Que peut-on bien trouver à un homme aux épaules dénudées parcourant les sentiers et les plaines, un arc et des flèches à la main ? Mystère… A moins que cela ne vous rappelle inconsciemment votre désir inavoué et inassouvi de vous prendre pour un guerrier légendaire à l’assaut de terrifiant et ô combien grandissimes dinosaures… Faut croire ! Car après un premier opus déjà fort prenant malgré ses imperfections, Turok 2 devrait assurément combler les derniers réfractaires, voire les moins téméraires. Nouveau défi : celui de rencontrer dans un combat ultime le Primagen, celui-là même qui vous avait nargué à l’issue de votre première mission. Outre un scénario quasi inchangé, Turok 2 a subi un vrai lifting en profondeur. Première réjouissance : des décors plus riches grâce à une meilleure profondeur de champs. L’astuce : des améliorations au niveau du moteur 3D ont permis d’abandonner l’effet de brouillard présent dans Turok qui permettait de dissimuler le manque de finition du jeu. Désormais, vous pourrez avancer sans risquer d’être assailli par surprise par une kyrielle de dinosaures en mal d’action. A tel point que l’on rencontre régulièrement quelques espèces intéressantes daignant à peine vous jeter un regard froid… Une astuce pour exciter leur appétit : être bruyant… Notre jeune guerrier en herbe ne se privera pas, s’il en a la possibilité, de recourir à quelque arme non conventionnelle pour son rang, tel qu’un lance-grenades.

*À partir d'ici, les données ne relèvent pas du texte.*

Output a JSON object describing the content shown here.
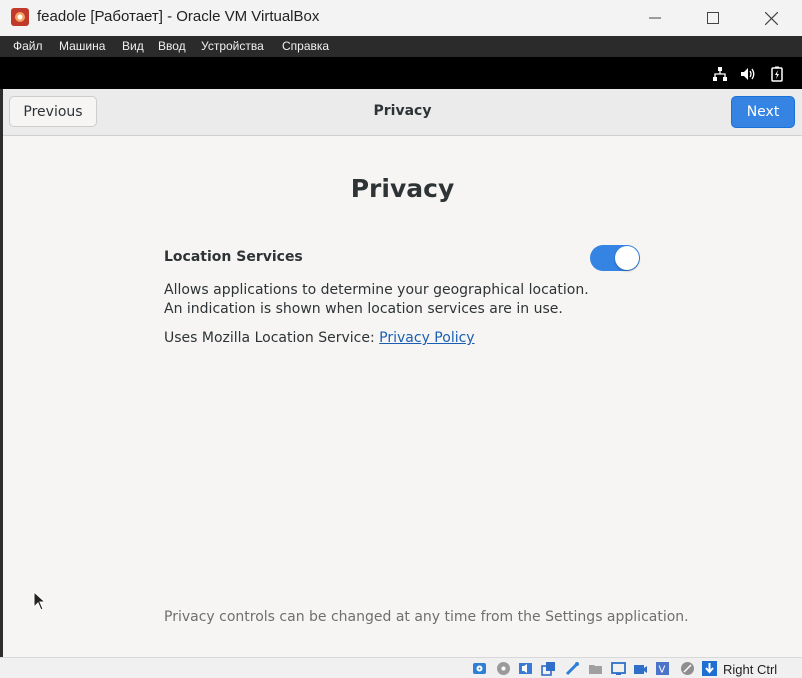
{
  "window": {
    "title": "feadole [Работает] - Oracle VM VirtualBox",
    "minimize_glyph": "—",
    "maximize_glyph": "☐",
    "close_glyph": "✕"
  },
  "menu": [
    "Файл",
    "Машина",
    "Вид",
    "Ввод",
    "Устройства",
    "Справка"
  ],
  "header": {
    "previous_label": "Previous",
    "title": "Privacy",
    "next_label": "Next"
  },
  "page": {
    "title": "Privacy",
    "location_services_label": "Location Services",
    "location_services_enabled": true,
    "description": "Allows applications to determine your geographical location. An indication is shown when location services are in use.",
    "mls_prefix": "Uses Mozilla Location Service: ",
    "mls_link": "Privacy Policy",
    "footer_note": "Privacy controls can be changed at any time from the Settings application."
  },
  "statusbar": {
    "host_key": "Right Ctrl",
    "icons": [
      "hard-disk-icon",
      "optical-disk-icon",
      "audio-icon",
      "network-icon",
      "usb-icon",
      "shared-folders-icon",
      "display-icon",
      "recording-icon",
      "cpu-icon",
      "mouse-integration-icon",
      "keyboard-capture-icon"
    ]
  },
  "colors": {
    "accent": "#3584e4",
    "link": "#1a5fb4",
    "menubar": "#2b2b2b"
  }
}
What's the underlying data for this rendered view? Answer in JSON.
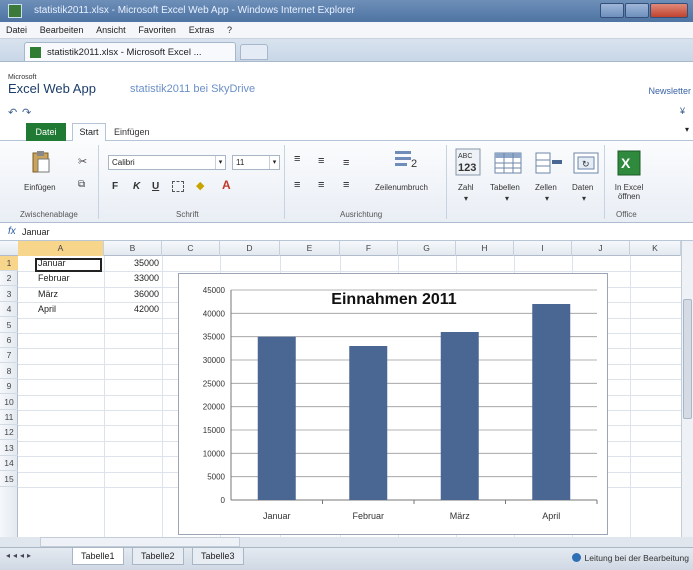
{
  "window": {
    "title": "statistik2011.xlsx - Microsoft Excel Web App - Windows Internet Explorer"
  },
  "menu": [
    "Datei",
    "Bearbeiten",
    "Ansicht",
    "Favoriten",
    "Extras",
    "?"
  ],
  "browser_tab": {
    "label": "statistik2011.xlsx - Microsoft Excel ..."
  },
  "app": {
    "microsoft": "Microsoft",
    "brand": "Excel Web App",
    "file_link": "statistik2011 bei SkyDrive",
    "right_link": "Newsletter"
  },
  "ribbon_tabs": {
    "datei": "Datei",
    "start": "Start",
    "einfuegen": "Einfügen"
  },
  "ribbon": {
    "paste": "Einfügen",
    "font_name": "Calibri",
    "font_size": "11",
    "bold": "F",
    "italic": "K",
    "underline": "U",
    "wrap_text": "Zeilenumbruch",
    "number": "Zahl",
    "tables": "Tabellen",
    "cells": "Zellen",
    "data": "Daten",
    "open_excel": "In Excel öffnen",
    "groups": {
      "clipboard": "Zwischenablage",
      "font": "Schrift",
      "alignment": "Ausrichtung",
      "office": "Office"
    }
  },
  "formula_bar": {
    "fx": "fx",
    "value": "Januar"
  },
  "columns": [
    "A",
    "B",
    "C",
    "D",
    "E",
    "F",
    "G",
    "H",
    "I",
    "J",
    "K"
  ],
  "rows": [
    "1",
    "2",
    "3",
    "4",
    "5",
    "6",
    "7",
    "8",
    "9",
    "10",
    "11",
    "12",
    "13",
    "14",
    "15"
  ],
  "cells": [
    {
      "a": "Januar",
      "b": "35000"
    },
    {
      "a": "Februar",
      "b": "33000"
    },
    {
      "a": "März",
      "b": "36000"
    },
    {
      "a": "April",
      "b": "42000"
    }
  ],
  "chart_data": {
    "type": "bar",
    "title": "Einnahmen 2011",
    "categories": [
      "Januar",
      "Februar",
      "März",
      "April"
    ],
    "values": [
      35000,
      33000,
      36000,
      42000
    ],
    "yticks": [
      "0",
      "5000",
      "10000",
      "15000",
      "20000",
      "25000",
      "30000",
      "35000",
      "40000",
      "45000"
    ],
    "ylim": [
      0,
      45000
    ],
    "bar_color": "#4a6794",
    "grid": true,
    "xlabel": "",
    "ylabel": ""
  },
  "sheets": [
    "Tabelle1",
    "Tabelle2",
    "Tabelle3"
  ],
  "status": {
    "text": "Leitung bei der Bearbeitung"
  }
}
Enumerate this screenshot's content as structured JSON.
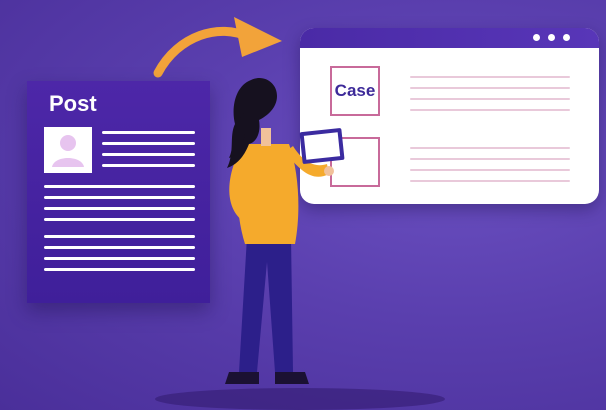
{
  "post_card": {
    "title": "Post",
    "icon": "user-avatar-icon"
  },
  "browser": {
    "case_label": "Case",
    "icons": [
      "dot-icon",
      "dot-icon",
      "dot-icon"
    ]
  },
  "arrow": {
    "icon": "curved-arrow-icon"
  },
  "colors": {
    "background": "#5a3fae",
    "card": "#4d27a8",
    "accent_orange": "#f2a33a",
    "box_border": "#c86a9a",
    "text_dark": "#3d2a99"
  }
}
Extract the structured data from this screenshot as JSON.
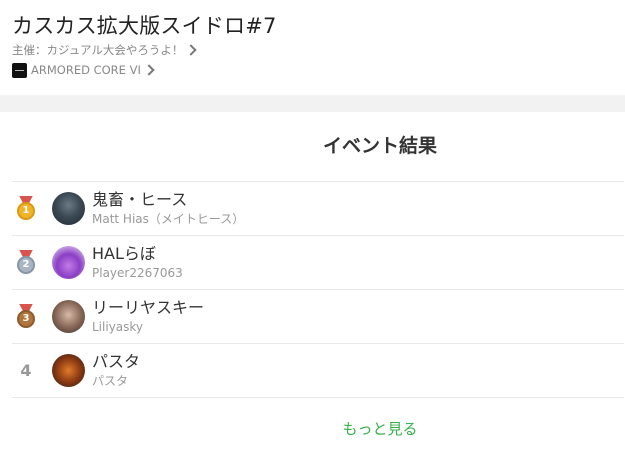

Quelle époque !

Autre atout de Turok 2 : l’ambiance sonore. Digne des superproductions spielbergiennes, des documentaires bessoniens et des plus belles errances dans le magasin Nature & Découvertes de votre centre commercial le plus proche, Turok 2 vous plonge instantanément au cœur de l’aventure : les oiseaux sifflotent, le vent s’engouffre entre vos abdominaux et votre peau de bête… un vrai délice de plénitude où il ne manque plus que les senteurs de jasmin…
Quoi qu’il en soit, Turok 2 procure l’évasion, l’ombre de quelques niveaux. Pour les quakeurs endurcis et autres aficionados des couloirs infernaux. Un véritable retour aux sources, à la nature foisonnante et énigmatique. Pardonnez-moi, mais je vais de ce pas reprendre le grand défrichement entrepris…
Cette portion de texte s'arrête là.